Ao deixar o labirinto para trás, os nós de asfalto se desfizeram em estradas de terra. O amarelo, verde e roxo não se limitam mais às indicações do mapa. Agora eles fazem carinho na pele e esvoaçam o cabelo.

O caminho de chão batido se perde no horizonte. Por vezes se sentou questionando o sentido. Poderia estar perdido? Olhando para trás percebia como a poluição cinza havia descido, mesclando o tom pastel do carro com o azul do céu. Fica animado quando a poeira sobe, revelando marcas de pneus que ali passaram.

As vezes tempestades vem sem avisar, tornando o caminho quase intransitável.
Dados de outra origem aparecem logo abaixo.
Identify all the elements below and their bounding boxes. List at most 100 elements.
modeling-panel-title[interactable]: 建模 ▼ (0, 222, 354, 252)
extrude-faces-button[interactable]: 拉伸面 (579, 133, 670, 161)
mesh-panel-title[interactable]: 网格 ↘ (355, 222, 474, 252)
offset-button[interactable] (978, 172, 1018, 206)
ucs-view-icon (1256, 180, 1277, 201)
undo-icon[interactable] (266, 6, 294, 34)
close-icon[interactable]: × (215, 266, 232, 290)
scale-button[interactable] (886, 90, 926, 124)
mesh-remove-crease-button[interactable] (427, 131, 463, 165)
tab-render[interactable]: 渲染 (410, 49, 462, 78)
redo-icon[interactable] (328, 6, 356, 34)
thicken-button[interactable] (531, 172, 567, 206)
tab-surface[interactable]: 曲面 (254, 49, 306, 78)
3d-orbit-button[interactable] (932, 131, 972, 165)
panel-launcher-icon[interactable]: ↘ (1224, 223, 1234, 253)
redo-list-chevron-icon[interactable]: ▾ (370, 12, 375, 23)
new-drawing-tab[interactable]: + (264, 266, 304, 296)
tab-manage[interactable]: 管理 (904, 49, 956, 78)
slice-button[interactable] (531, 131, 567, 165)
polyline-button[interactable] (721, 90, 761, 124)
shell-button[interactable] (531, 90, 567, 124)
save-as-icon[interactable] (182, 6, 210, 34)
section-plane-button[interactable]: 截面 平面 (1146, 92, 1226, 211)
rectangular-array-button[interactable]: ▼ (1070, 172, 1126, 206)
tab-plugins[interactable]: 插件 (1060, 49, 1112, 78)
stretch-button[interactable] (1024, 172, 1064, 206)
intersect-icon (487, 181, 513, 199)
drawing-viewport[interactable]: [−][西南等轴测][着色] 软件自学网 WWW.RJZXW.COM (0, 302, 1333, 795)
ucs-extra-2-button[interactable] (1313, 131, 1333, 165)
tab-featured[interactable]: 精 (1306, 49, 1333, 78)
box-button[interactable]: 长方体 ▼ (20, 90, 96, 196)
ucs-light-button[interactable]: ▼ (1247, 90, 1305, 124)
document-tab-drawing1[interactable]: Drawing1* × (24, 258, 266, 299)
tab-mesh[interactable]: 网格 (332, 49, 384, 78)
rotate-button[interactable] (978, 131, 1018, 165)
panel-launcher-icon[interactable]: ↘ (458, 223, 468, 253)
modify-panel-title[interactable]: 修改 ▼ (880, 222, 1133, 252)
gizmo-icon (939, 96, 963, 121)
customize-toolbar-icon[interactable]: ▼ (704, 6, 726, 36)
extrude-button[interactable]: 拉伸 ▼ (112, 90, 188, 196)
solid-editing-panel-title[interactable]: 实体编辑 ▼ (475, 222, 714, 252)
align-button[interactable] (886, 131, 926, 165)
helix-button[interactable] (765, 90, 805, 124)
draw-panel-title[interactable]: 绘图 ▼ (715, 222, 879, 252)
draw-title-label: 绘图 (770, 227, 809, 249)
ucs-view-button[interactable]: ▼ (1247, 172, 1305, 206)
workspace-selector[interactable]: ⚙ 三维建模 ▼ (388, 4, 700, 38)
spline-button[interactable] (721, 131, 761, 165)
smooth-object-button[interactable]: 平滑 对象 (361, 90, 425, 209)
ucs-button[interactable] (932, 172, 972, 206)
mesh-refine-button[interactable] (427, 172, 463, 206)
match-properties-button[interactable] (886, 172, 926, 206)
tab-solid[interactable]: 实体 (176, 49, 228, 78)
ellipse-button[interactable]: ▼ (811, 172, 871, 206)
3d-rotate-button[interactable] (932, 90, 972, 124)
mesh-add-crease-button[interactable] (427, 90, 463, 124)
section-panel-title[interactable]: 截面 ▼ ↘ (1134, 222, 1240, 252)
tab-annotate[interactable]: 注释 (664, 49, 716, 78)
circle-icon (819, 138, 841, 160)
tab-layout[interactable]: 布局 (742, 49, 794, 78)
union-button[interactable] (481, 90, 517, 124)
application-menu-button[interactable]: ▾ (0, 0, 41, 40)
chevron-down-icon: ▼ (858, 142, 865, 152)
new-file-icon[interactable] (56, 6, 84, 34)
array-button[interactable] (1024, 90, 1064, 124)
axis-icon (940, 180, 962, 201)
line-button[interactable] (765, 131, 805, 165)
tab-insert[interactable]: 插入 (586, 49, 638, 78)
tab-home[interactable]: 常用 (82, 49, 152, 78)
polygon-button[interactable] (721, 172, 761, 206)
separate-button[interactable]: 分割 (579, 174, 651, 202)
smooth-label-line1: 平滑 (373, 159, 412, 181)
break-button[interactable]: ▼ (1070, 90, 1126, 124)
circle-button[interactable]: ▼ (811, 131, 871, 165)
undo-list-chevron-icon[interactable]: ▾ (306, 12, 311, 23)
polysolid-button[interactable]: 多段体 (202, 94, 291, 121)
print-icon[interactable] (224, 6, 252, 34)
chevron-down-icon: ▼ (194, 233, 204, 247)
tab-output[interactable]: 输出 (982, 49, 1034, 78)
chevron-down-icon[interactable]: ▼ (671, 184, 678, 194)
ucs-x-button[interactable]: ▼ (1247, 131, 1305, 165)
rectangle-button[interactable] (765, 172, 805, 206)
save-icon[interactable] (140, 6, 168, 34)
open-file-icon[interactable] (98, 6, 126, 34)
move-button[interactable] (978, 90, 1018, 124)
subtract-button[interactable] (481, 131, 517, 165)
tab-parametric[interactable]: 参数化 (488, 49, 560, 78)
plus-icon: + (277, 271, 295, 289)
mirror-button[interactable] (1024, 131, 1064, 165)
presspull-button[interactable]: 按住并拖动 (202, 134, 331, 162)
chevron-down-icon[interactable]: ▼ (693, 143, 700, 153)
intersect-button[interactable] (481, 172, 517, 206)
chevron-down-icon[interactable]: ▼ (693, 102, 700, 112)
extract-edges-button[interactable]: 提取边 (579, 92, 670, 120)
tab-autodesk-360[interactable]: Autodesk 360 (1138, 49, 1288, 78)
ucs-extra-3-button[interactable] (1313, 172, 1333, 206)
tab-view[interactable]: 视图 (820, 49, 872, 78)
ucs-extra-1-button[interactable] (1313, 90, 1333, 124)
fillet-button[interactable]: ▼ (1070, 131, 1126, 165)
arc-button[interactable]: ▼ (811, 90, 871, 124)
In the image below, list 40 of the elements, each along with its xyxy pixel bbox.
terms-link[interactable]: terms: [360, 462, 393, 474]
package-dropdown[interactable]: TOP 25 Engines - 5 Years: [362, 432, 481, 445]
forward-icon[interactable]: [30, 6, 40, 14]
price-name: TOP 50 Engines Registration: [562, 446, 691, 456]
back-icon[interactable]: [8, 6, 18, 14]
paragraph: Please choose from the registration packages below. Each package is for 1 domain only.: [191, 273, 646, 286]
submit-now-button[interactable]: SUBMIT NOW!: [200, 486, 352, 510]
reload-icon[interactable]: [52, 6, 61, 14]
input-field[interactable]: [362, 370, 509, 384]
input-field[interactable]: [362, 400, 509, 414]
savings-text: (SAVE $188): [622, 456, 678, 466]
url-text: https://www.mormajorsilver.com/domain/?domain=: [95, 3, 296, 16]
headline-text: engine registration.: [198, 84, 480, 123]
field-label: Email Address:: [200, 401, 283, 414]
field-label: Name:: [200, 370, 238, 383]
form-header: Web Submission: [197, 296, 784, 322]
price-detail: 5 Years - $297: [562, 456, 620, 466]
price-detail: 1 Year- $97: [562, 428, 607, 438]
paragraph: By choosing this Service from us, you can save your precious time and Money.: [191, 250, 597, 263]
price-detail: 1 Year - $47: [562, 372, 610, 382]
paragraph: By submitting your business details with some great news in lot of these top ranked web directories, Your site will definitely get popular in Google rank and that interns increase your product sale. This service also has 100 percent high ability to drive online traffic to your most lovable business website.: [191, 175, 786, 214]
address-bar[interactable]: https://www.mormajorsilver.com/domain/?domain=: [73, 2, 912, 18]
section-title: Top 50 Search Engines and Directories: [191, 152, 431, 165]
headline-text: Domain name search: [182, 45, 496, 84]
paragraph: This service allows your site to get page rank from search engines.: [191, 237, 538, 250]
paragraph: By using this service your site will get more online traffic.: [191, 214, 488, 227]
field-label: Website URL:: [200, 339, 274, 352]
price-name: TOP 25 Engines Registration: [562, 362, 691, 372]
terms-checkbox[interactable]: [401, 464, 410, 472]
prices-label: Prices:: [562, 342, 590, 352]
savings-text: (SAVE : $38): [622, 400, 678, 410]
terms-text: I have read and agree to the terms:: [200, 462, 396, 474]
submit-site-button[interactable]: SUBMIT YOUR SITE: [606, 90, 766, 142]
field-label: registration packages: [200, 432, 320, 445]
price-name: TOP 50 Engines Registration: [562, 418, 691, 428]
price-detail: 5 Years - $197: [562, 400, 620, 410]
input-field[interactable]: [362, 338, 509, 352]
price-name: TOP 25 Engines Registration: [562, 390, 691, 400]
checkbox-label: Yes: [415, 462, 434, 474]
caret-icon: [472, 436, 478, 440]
As nuvens escuras fazem lembrar das sombras vazias. Gritos angustiados ecoam com o trovão. A lama indiferente rejeita as lagrima que caem no chão. O conforto vem ao lembra que o Sol vai voltar. Até lá, sua paciência guarda as cores que os olhos ainda não podem vislumbrar.

É livre para voltar mas prefere continuar. Aguarda o destino mantendo o sentido do caminho que se propôs a andar.

 

Miragem #5.2

Miragem #5.1

A silhueta de grandes arranha céus quebra o horizonte. Construídos de costas para o sol, suas sombras cobrem tudo que está em baixo. O pesado buzinaço se choca contra as altas paredes, e pesa os ouvidos de quem está sob o regime de lá. A hora é de Rush, e nas largas avenidas todos tentam chegar em algum lugar. Vendo de longe parecem formigas, borradas de tão pequenas.

Branco ou prateado, de cima não dá para ter certeza. Mas em meio as sombras esse carro se destaca. Foge do transito de maneira ordenada, com exeção de poucas zigue-zagueadas. As “barbeiradas” até são justificadas. Pois não é multitarefa, e não há co-piloto para checar o mapa.

– Eu checo mapa geralmente entre uma parada e outra. O transito é lento mas se não for esperto: roda. As vezes percebo que peguei o caminho errado, vejo o mapa na correria ou de cabeça para baixo. Mas paciência, um dia chego lá

Motorista de respeito, não pega multas, sempre anda direito. Entra em rotas antigas, rotatórias infinitas. Ao se dar conta, encontra-se em outro congestionamento. Sua direção é paralela as rodovias, mas perde todas as saídas.

Quanto falta para chegar? A gasolina se vai no pistão e no relógio. Roda o tempo, roda a roda. Está preso aos retornos. Sabota a própria rota.

Miragem #5.1

Miragem #5.0

A silhueta de grandes-arranha céus quebra o horizonte como uma miragem. Construídos de costas para o sol, suas sombras cobrem tudo que está abaixo. O pesado buzinaço se choca contra as altas paredes, e pesa os ouvidos de quem está sob o regime de lá. A hora é de Rush, e nas largas avenidas todos tentam chegar em algum lugar. Vistas de longe parecem formigas, em borrão de tão pequenas.

No meio do congestionamento, alguém corta o transito. Faz pouco caso do limite de velocidade. A cor de seu carro combina com a luz do semáforo que mais odeia. A que bloqueia sua vontade: correr sem pisar no freio; ir à tanto faz, mesmo se for bizarro.

– Para onde ir? Isso aí não tão é importante. Eu quero mesmo é curtir bastante. Minha vida, meu instante. –

Tinha orgulho de não pegar um retorno. Nunca ouviu falar em Mapa. Seguia em linha reta, acabando por dar voltas. Encheu sua vida de figurinhas e paisagens repetidas. Esvaziou seu tanque de gasolina.

Força a chave na ignição, mas já passou a hora da partida. Ficou sem graça, sem sentido, sem nada. Está preso, à beira da estrada.